Le modèle originel est mythologique, jardin des Dieux en Olympe, jardins d’Alkinoos des Phéaciens qui émerveillent Ulysse, jardin des Hespérides puis, jardin des jardins, le jardin des Délices (Eden en hébreux)… et déjà le jardin des Oliviers d’ici-bas où le Christ passe sa dernière nuit, jardin frontière entre l’ici-là et l’au-delà. Les mots se comprennent : le lointain aïeul étymologique de paradis, via ses ancêtres latin et grec, est de langue avestique, langue indo-iranienne archaïque : pairidaeza y désignant le jardin, l’enclos, l’espace entouré.

Pourtant, entre ciel et terre, considérée 7ème merveille du monde, furent les jardins suspendus, à Babylone, que Nabuchodonosor II fit bâtir pour son épouse née en Perse, frappée de nostalgie, tristesse causée par l’éloignement du pays natal, tant lui manquaient ses monts et ses bois. Les jardins de Tivoli de l’empereur Hadrien lui furent aussi conçus afin de lui remémorer les lointaines contrées parcourues. Le jardin ouvre toujours un rêve de plain-pied : « C’était à Mégara, faubourg de Carthage, dans les jardins d’Hamilcar. » (Gustave Flaubert, Salammbô)
L’idée antique d’un jardin miroir de l’autre monde prend sa source dans le mythe mésopotamien de Gilgamesh, personnage enorgueilli des jardins de sa cité, et modèle des jardins royaux des dynasties assyriennes.

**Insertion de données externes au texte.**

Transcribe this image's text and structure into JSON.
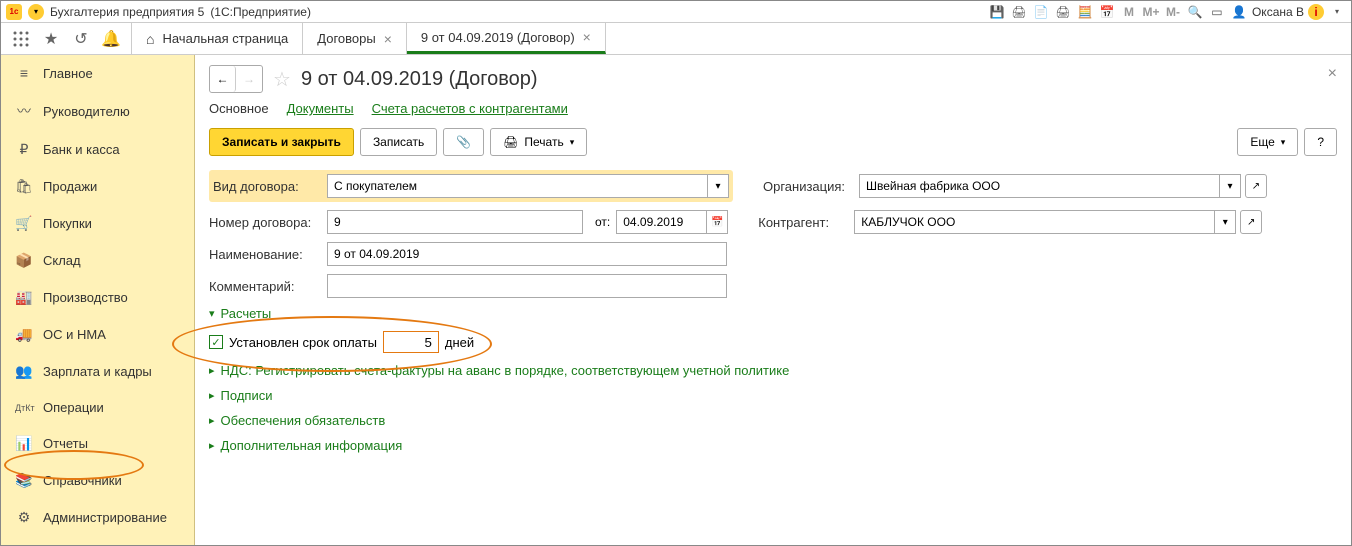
{
  "titlebar": {
    "app": "Бухгалтерия предприятия 5",
    "platform": "(1С:Предприятие)",
    "user": "Оксана В",
    "mem": {
      "m": "M",
      "mplus": "M+",
      "mminus": "M-"
    }
  },
  "tabs": {
    "home": "Начальная страница",
    "contracts": "Договоры",
    "current": "9 от 04.09.2019 (Договор)"
  },
  "sidebar": [
    {
      "label": "Главное",
      "icon": "≡"
    },
    {
      "label": "Руководителю",
      "icon": "〰"
    },
    {
      "label": "Банк и касса",
      "icon": "₽"
    },
    {
      "label": "Продажи",
      "icon": "🛍"
    },
    {
      "label": "Покупки",
      "icon": "🛒"
    },
    {
      "label": "Склад",
      "icon": "📦"
    },
    {
      "label": "Производство",
      "icon": "🏭"
    },
    {
      "label": "ОС и НМА",
      "icon": "🚚"
    },
    {
      "label": "Зарплата и кадры",
      "icon": "👥"
    },
    {
      "label": "Операции",
      "icon": "ДтКт"
    },
    {
      "label": "Отчеты",
      "icon": "📊"
    },
    {
      "label": "Справочники",
      "icon": "📚"
    },
    {
      "label": "Администрирование",
      "icon": "⚙"
    }
  ],
  "page": {
    "title": "9 от 04.09.2019 (Договор)"
  },
  "subtabs": {
    "main": "Основное",
    "docs": "Документы",
    "accounts": "Счета расчетов с контрагентами"
  },
  "actions": {
    "save_close": "Записать и закрыть",
    "save": "Записать",
    "print": "Печать",
    "more": "Еще",
    "help": "?"
  },
  "form": {
    "contract_type_label": "Вид договора:",
    "contract_type_value": "С покупателем",
    "number_label": "Номер договора:",
    "number_value": "9",
    "from_label": "от:",
    "date_value": "04.09.2019",
    "name_label": "Наименование:",
    "name_value": "9 от 04.09.2019",
    "comment_label": "Комментарий:",
    "comment_value": "",
    "org_label": "Организация:",
    "org_value": "Швейная фабрика ООО",
    "counterparty_label": "Контрагент:",
    "counterparty_value": "КАБЛУЧОК ООО"
  },
  "sections": {
    "payments": "Расчеты",
    "payment_term": "Установлен срок оплаты",
    "days_value": "5",
    "days_label": "дней",
    "vat": "НДС: Регистрировать счета-фактуры на аванс в порядке, соответствующем учетной политике",
    "signs": "Подписи",
    "collateral": "Обеспечения обязательств",
    "extra": "Дополнительная информация"
  }
}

Déjà les jardins s’aventurent dans les palais, se marient à l’architecture, sont une montre du pouvoir, un ornement fleuri, un lieu de repos, de cérémonies et d’orgies, tout en demeurant une source nourricière. Ce jardin enchanté et luxuriant sera encore ressuscitée au XIe siècle par le guide des ismaéliens Hassan ibn al-Sabbah, le fameux vieux de la montagne retiré en sa forteresse d’Alamût, dont le jardin offrait un tel avant-goût du paradis à ses séïdes nizärites – ces fameux « assassins », que ceux-ci s’offraient à la mort avec plus de zèle encore, dans l’impatience de rejoindre les délices luxurieux de ce jardin artificiel plus mythique qu’historique.

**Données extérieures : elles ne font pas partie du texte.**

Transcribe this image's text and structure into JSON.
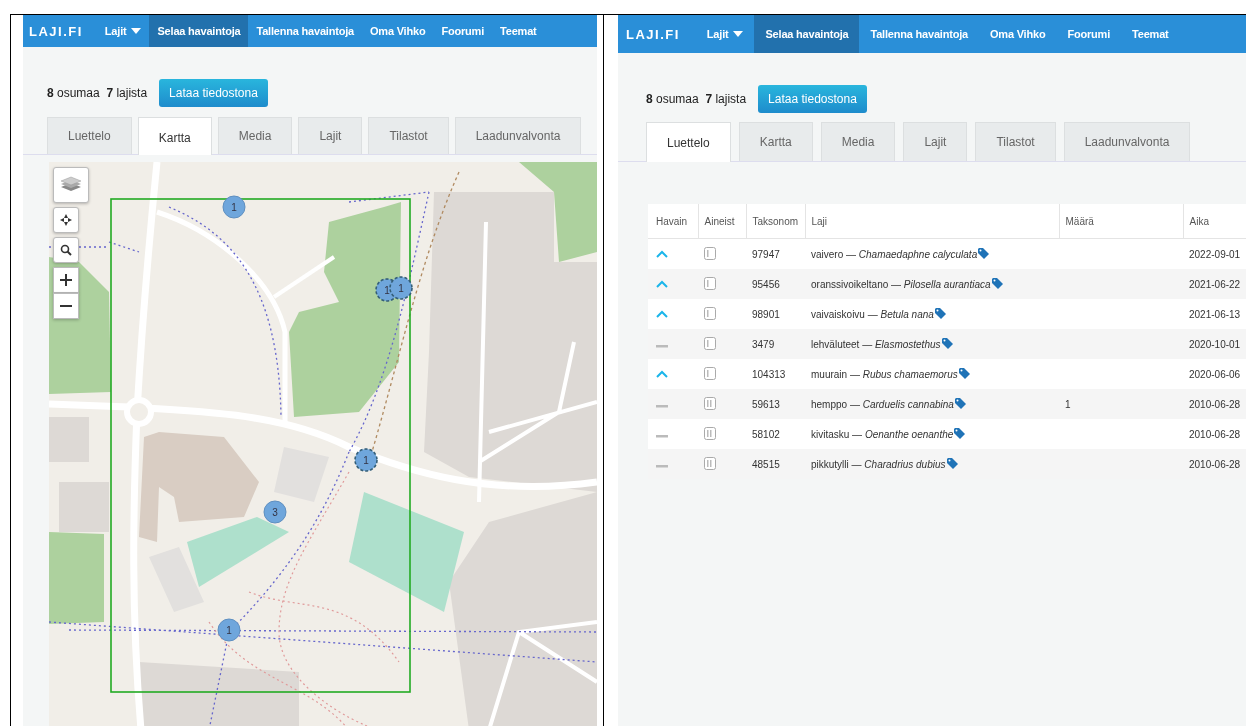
{
  "panels": [
    {
      "kind": "map",
      "header": {
        "logo": "LAJI.FI",
        "nav": [
          {
            "label": "Lajit",
            "dropdown": true,
            "selected": false
          },
          {
            "label": "Selaa havaintoja",
            "dropdown": false,
            "selected": true
          },
          {
            "label": "Tallenna havaintoja",
            "dropdown": false,
            "selected": false
          },
          {
            "label": "Oma Vihko",
            "dropdown": false,
            "selected": false
          },
          {
            "label": "Foorumi",
            "dropdown": false,
            "selected": false
          },
          {
            "label": "Teemat",
            "dropdown": false,
            "selected": false
          }
        ]
      },
      "summary": "**8** osumaa  **7** lajista",
      "download_button": "Lataa tiedostona",
      "tabs": [
        {
          "label": "Luettelo",
          "selected": false
        },
        {
          "label": "Kartta",
          "selected": true
        },
        {
          "label": "Media",
          "selected": false
        },
        {
          "label": "Lajit",
          "selected": false
        },
        {
          "label": "Tilastot",
          "selected": false
        },
        {
          "label": "Laadunvalvonta",
          "selected": false
        }
      ],
      "map": {
        "markers": [
          {
            "count": "1",
            "highlighted": false
          },
          {
            "count": "1",
            "highlighted": true
          },
          {
            "count": "1",
            "highlighted": true
          },
          {
            "count": "1",
            "highlighted": true
          },
          {
            "count": "3",
            "highlighted": false
          },
          {
            "count": "1",
            "highlighted": false
          }
        ]
      }
    },
    {
      "kind": "table",
      "header": {
        "logo": "LAJI.FI",
        "nav": [
          {
            "label": "Lajit",
            "dropdown": true,
            "selected": false
          },
          {
            "label": "Selaa havaintoja",
            "dropdown": false,
            "selected": true
          },
          {
            "label": "Tallenna havaintoja",
            "dropdown": false,
            "selected": false
          },
          {
            "label": "Oma Vihko",
            "dropdown": false,
            "selected": false
          },
          {
            "label": "Foorumi",
            "dropdown": false,
            "selected": false
          },
          {
            "label": "Teemat",
            "dropdown": false,
            "selected": false
          }
        ]
      },
      "summary": "**8** osumaa  **7** lajista",
      "download_button": "Lataa tiedostona",
      "tabs": [
        {
          "label": "Luettelo",
          "selected": true
        },
        {
          "label": "Kartta",
          "selected": false
        },
        {
          "label": "Media",
          "selected": false
        },
        {
          "label": "Lajit",
          "selected": false
        },
        {
          "label": "Tilastot",
          "selected": false
        },
        {
          "label": "Laadunvalvonta",
          "selected": false
        }
      ],
      "table": {
        "columns": [
          "Havain",
          "Aineist",
          "Taksonom",
          "Laji",
          "Määrä",
          "Aika"
        ],
        "rows": [
          {
            "quality_up": true,
            "double_record": false,
            "taxon_id": "97947",
            "species": "vaivero — *Chamaedaphne calyculata*",
            "date": "2022-09-01"
          },
          {
            "quality_up": true,
            "double_record": false,
            "taxon_id": "95456",
            "species": "oranssivoikeltano — *Pilosella aurantiaca*",
            "date": "2021-06-22"
          },
          {
            "quality_up": true,
            "double_record": false,
            "taxon_id": "98901",
            "species": "vaivaiskoivu — *Betula nana*",
            "date": "2021-06-13"
          },
          {
            "quality_up": false,
            "double_record": false,
            "taxon_id": "3479",
            "species": "lehväluteet — *Elasmostethus*",
            "date": "2020-10-01"
          },
          {
            "quality_up": true,
            "double_record": false,
            "taxon_id": "104313",
            "species": "muurain — *Rubus chamaemorus*",
            "date": "2020-06-06"
          },
          {
            "quality_up": false,
            "double_record": true,
            "taxon_id": "59613",
            "species": "hemppo — *Carduelis cannabina*",
            "count": "1",
            "date": "2010-06-28"
          },
          {
            "quality_up": false,
            "double_record": true,
            "taxon_id": "58102",
            "species": "kivitasku — *Oenanthe oenanthe*",
            "date": "2010-06-28"
          },
          {
            "quality_up": false,
            "double_record": true,
            "taxon_id": "48515",
            "species": "pikkutylli — *Charadrius dubius*",
            "date": "2010-06-28"
          }
        ]
      }
    }
  ]
}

Les jardins sont encore un lieu de réclusion, de silence et de médiation, ils sont le fief de l’âme qui se possède pour s’offrir au Très-Haut, aussi le jardin est-il le lieu philosophique ou religieux, celui d’Epicure, celui du cloître, ou ce jardin zen dont l’art de composition et de son entretien sont en soi une pratique spirituelle de silence intérieur et de présence sans trouble.

Jardin botanique, jardin des simples, jardin des apothicaires, le jardin médicinal est alors le lieu où l’on fait pousser les plantes propres à certains effets, là où la nature apprivoisée et apprise permet de soigner, panser, compenser, de rendre fécond, ou affectueux, ou fol !

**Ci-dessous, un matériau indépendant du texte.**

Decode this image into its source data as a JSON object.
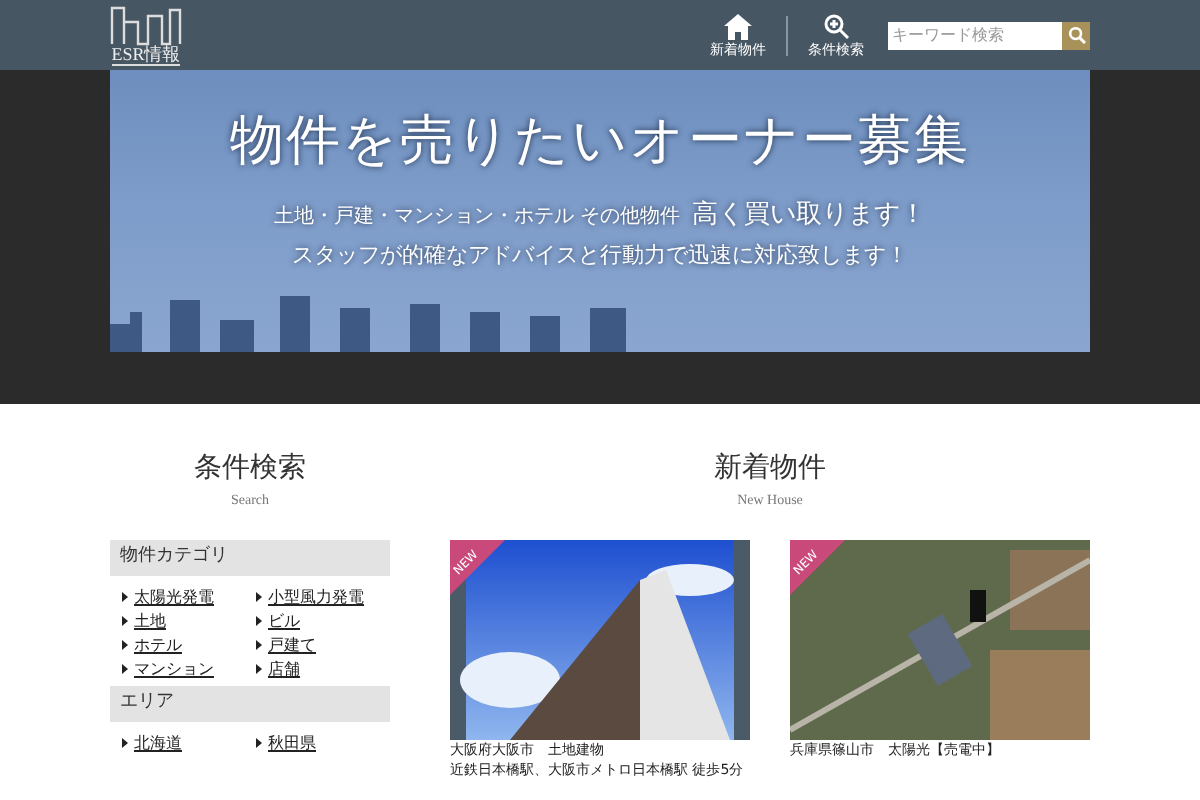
{
  "header": {
    "logo": "ESR情報",
    "nav": [
      {
        "kind": "home",
        "label": "新着物件"
      },
      {
        "kind": "search",
        "label": "条件検索"
      }
    ],
    "search": {
      "placeholder": "キーワード検索"
    }
  },
  "hero": {
    "title": "物件を売りたいオーナー募集",
    "line_1": "土地・戸建・マンション・ホテル その他物件",
    "line_1_emphasis": "高く買い取ります！",
    "line_2": "スタッフが的確なアドバイスと行動力で迅速に対応致します！"
  },
  "search_panel": {
    "title": "条件検索",
    "subtitle": "Search",
    "sections": [
      {
        "heading": "物件カテゴリ",
        "links": [
          "太陽光発電",
          "小型風力発電",
          "土地",
          "ビル",
          "ホテル",
          "戸建て",
          "マンション",
          "店舗"
        ]
      },
      {
        "heading": "エリア",
        "links": [
          "北海道",
          "秋田県"
        ]
      }
    ]
  },
  "new_listings": {
    "title": "新着物件",
    "subtitle": "New House",
    "items": [
      {
        "kind": "building",
        "badge": "NEW",
        "lines": [
          "大阪府大阪市　土地建物",
          "近鉄日本橋駅、大阪市メトロ日本橋駅 徒歩5分"
        ]
      },
      {
        "kind": "aerial",
        "badge": "NEW",
        "lines": [
          "兵庫県篠山市　太陽光【売電中】"
        ]
      }
    ]
  }
}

Jardin à l’italienne, à la française, à l’anglaise, les jardins sont politiques et disent un régime de pouvoir, l’état d’esprit d’une ère. A la géométrie ornée de broderies de buis du pouvoir royal de France répondra l’appel romantique du jardin anglais qui fait une peinture pittoresque de la nature même. Plus tard encore, issue du mouvement Arts&Crafts et s’appuyant sur les études de couleurs de Michel-Eugène Chevreul, la paysagiste Gertrude Jekyll introduit les notions d’harmonies de textures, de couleurs et de parfums dans la composition des jardins.

Les jardins modernes, publics, nés pour faire respirer les métropoles, privilégient l’interaction des végétaux et la permanence des plantations. A l’heure du monde où l’écologie est une urgence, est apparue l’idée de jardin planétaire, par laquelle Gilles Clément, auteur des jardins du parc André-Citroën, désigne la responsabilité de jardinier de l’être humain dans cet espace clos que lui est devenu sa planète en danger.

Tout ceci passe sous silence le jardin secret, voire de déduit. Car le premier patron des jardins en dit long : Priape, dieu de la fertilité, en était le protecteur, gardant les vergers du mauvais œil. Y résidait la nymphe Pomone, divinité des fruits, qui savait les cultiver comme personne. Puis fut Saint-Fiacre, veillant sur la vertu des jardiniers. Mais, modeste ou colossal, privé comme public, le jardin reste toujours ce point d’ancrage et de rêverie entre ciel et terre. Il est à l’image de la personne humaine qu’il incombe à chacun de cultiver et d’arroser, comme un Jardin sous la pluie (Claude Debussy, 1904).